Segundo a edição de hoje do “Jornal de Notícias”, o anterior presidente das Estradas de Portugal (EP), António Laranjo, propôs, em 2007, o arquivamento do processo de apuramento de responsabilidades pela derrapagem dos custos na nova ponte de Coimbra, mas o Ministério das Obras Públicas decidiu continuar a averiguação.

Segundo um despacho emitido em Abril pelo secretário de Estado das Obras Públicas, Paulo Campos, a EP tem “técnicos avalizados para chegar a conclusões sobre eventuais responsabilidades” e, das averiguações entretanto desenvolvidas resultou “informação suficiente para apontar culpados e, eventualmente, contabilizar as responsabilidades”.

Num relatório divulgado em Junho de 2004, o Tribunal de Contas sustentava que entre o valor de adjudicação da empreitada (38,65 milhões de euros) e o custo final (111,3 milhões de euros) os custos terão derrapado 288 por cento – valor que não é considerado final face a contas “sucessivamente diferentes” facultadas posteriormente pelas Estradas de Portugal.

Também a Inspecção-geral das Obras Públicas classificou este processo como “um caso exemplar de como não promover e construir uma obra pública”, mas as Estradas de Portugal “nunca chegou a retirar as devidas consequências”, escreve o JN, citando o relator do parecer que esteve na origem do não arquivamento das investigações.

PS e PSD saúdam continuação das investigações

Confrontado com esta notícia, o presidente do PSD-Coimbra recordou que, em 1999, o “Governo quis lançar a obra sem analisar o que era mais importante para a cidade de Coimbra e sem ponderar os custos e a eficácia da ponte”.

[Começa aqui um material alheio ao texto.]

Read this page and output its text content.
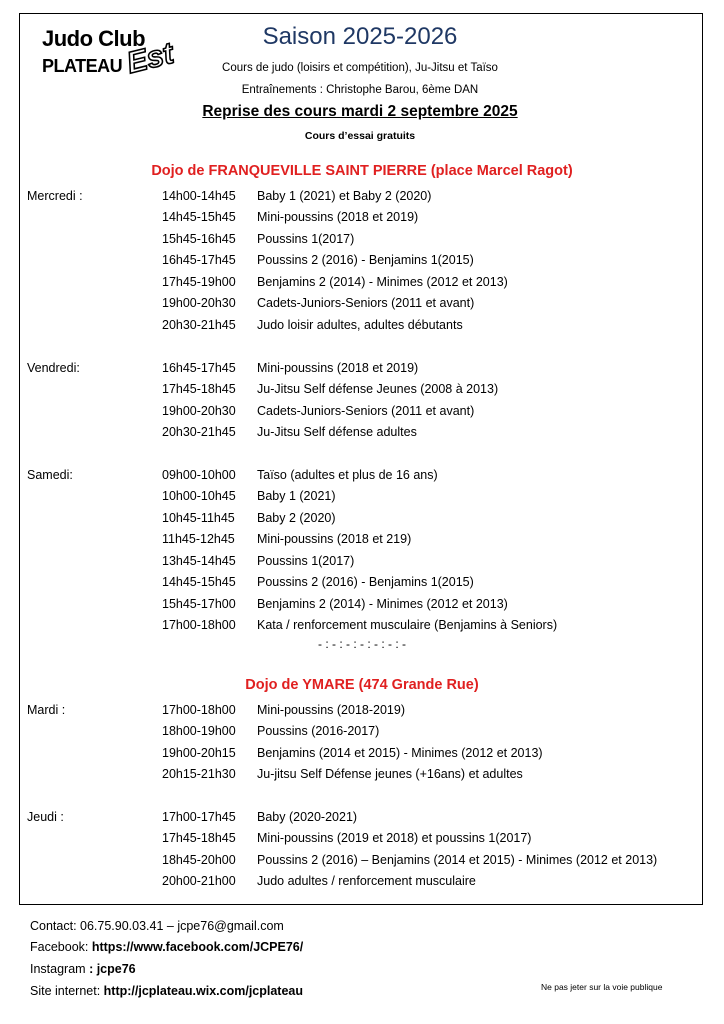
Judo Club
PLATEAU Est
Saison 2025-2026
Cours de judo (loisirs et compétition), Ju-Jitsu et Taïso
Entraînements : Christophe Barou, 6ème DAN
Reprise des cours mardi 2 septembre 2025
Cours d’essai gratuits
Dojo de FRANQUEVILLE SAINT PIERRE (place Marcel Ragot)
Mercredi :	14h00-14h45 Baby 1 (2021) et Baby 2 (2020)
14h45-15h45 Mini-poussins (2018 et 2019)
15h45-16h45 Poussins 1(2017)
16h45-17h45 Poussins 2 (2016) - Benjamins 1(2015)
17h45-19h00 Benjamins 2 (2014) - Minimes (2012 et 2013)
19h00-20h30 Cadets-Juniors-Seniors (2011 et avant)
20h30-21h45 Judo loisir adultes, adultes débutants
Vendredi:	16h45-17h45 Mini-poussins (2018 et 2019)
17h45-18h45 Ju-Jitsu Self défense Jeunes (2008 à 2013)
19h00-20h30 Cadets-Juniors-Seniors (2011 et avant)
20h30-21h45 Ju-Jitsu Self défense adultes
Samedi:	09h00-10h00 Taïso (adultes et plus de 16 ans)
10h00-10h45 Baby 1 (2021)
10h45-11h45 Baby 2 (2020)
11h45-12h45 Mini-poussins (2018 et 219)
13h45-14h45 Poussins 1(2017)
14h45-15h45 Poussins 2 (2016) - Benjamins 1(2015)
15h45-17h00 Benjamins 2 (2014) - Minimes (2012 et 2013)
17h00-18h00 Kata / renforcement musculaire (Benjamins à Seniors)
- : - : - : - : - : - : -
Dojo de YMARE (474 Grande Rue)
Mardi :	17h00-18h00 Mini-poussins (2018-2019)
18h00-19h00 Poussins (2016-2017)
19h00-20h15 Benjamins (2014 et 2015) - Minimes (2012 et 2013)
20h15-21h30 Ju-jitsu Self Défense jeunes (+16ans) et adultes
Jeudi :	17h00-17h45 Baby (2020-2021)
17h45-18h45 Mini-poussins (2019 et 2018) et poussins 1(2017)
18h45-20h00 Poussins 2 (2016) – Benjamins (2014 et 2015) - Minimes (2012 et 2013)
20h00-21h00 Judo adultes / renforcement musculaire
Contact: 06.75.90.03.41 – jcpe76@gmail.com
Facebook: https://www.facebook.com/JCPE76/
Instagram : jcpe76
Site internet: http://jcplateau.wix.com/jcplateau	Ne pas jeter sur la voie publique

Considerando que aquela “solução não era a que Coimbra necessitava”, Jaime Soares salienta que o investimento dava “para fazer quatro ou cinco pontes, nomeadamente uma com envergadura de tráfego que não servisse só a cidade”.

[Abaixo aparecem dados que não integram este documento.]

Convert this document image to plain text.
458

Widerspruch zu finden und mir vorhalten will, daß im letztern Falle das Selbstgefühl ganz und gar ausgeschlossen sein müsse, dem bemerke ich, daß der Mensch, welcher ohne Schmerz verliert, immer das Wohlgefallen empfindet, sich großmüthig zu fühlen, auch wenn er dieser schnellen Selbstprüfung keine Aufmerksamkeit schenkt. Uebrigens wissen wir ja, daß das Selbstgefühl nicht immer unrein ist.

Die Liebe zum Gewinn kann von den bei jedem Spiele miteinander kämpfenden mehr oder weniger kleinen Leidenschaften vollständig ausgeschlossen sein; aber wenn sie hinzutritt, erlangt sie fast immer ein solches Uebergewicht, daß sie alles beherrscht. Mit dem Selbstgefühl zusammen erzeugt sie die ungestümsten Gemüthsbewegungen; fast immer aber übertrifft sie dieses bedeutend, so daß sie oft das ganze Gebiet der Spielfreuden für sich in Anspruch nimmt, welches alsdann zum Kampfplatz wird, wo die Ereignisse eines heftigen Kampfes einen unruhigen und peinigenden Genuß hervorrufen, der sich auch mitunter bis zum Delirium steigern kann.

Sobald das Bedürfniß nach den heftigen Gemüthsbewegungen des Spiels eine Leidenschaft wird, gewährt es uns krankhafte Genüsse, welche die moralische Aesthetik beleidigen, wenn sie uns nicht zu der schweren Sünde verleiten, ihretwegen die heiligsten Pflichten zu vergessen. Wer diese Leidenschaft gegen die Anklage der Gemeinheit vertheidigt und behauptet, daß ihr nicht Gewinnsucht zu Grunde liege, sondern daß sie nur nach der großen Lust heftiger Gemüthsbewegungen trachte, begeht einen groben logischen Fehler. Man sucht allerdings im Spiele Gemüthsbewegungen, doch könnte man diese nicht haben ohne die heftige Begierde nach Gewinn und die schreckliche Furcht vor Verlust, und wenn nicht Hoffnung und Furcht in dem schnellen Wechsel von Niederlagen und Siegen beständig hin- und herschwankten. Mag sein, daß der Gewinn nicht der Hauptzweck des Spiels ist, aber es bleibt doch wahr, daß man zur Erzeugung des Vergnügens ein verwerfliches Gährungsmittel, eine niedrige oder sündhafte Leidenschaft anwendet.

O líder distrital dos social-democratas recorda ainda a paragem da obra, suspensa entre Novembro de 2002 e Março de 2003, por necessidade de reformulação do projecto de construção, incluindo o reforço do pilar central de sustentação, quando o PSD era Governo.

Em declarações à Lusa, o deputado e líder distrital do PS Vítor Batista afirmou que “é vantajoso e importante que se esclarecem e apurem as responsabilidades” na construção daquela travessia e se apurem se os “sobrecustos foram com a própria ponte”.

“Todos sabemos que a ponte teve problemas com o projecto que levou à sua reformulação e atrasos mas, em todo o caso, alguns comentários que vieram a público na altura necessitavam de ser esclarecidos”, refere o dirigente socialista.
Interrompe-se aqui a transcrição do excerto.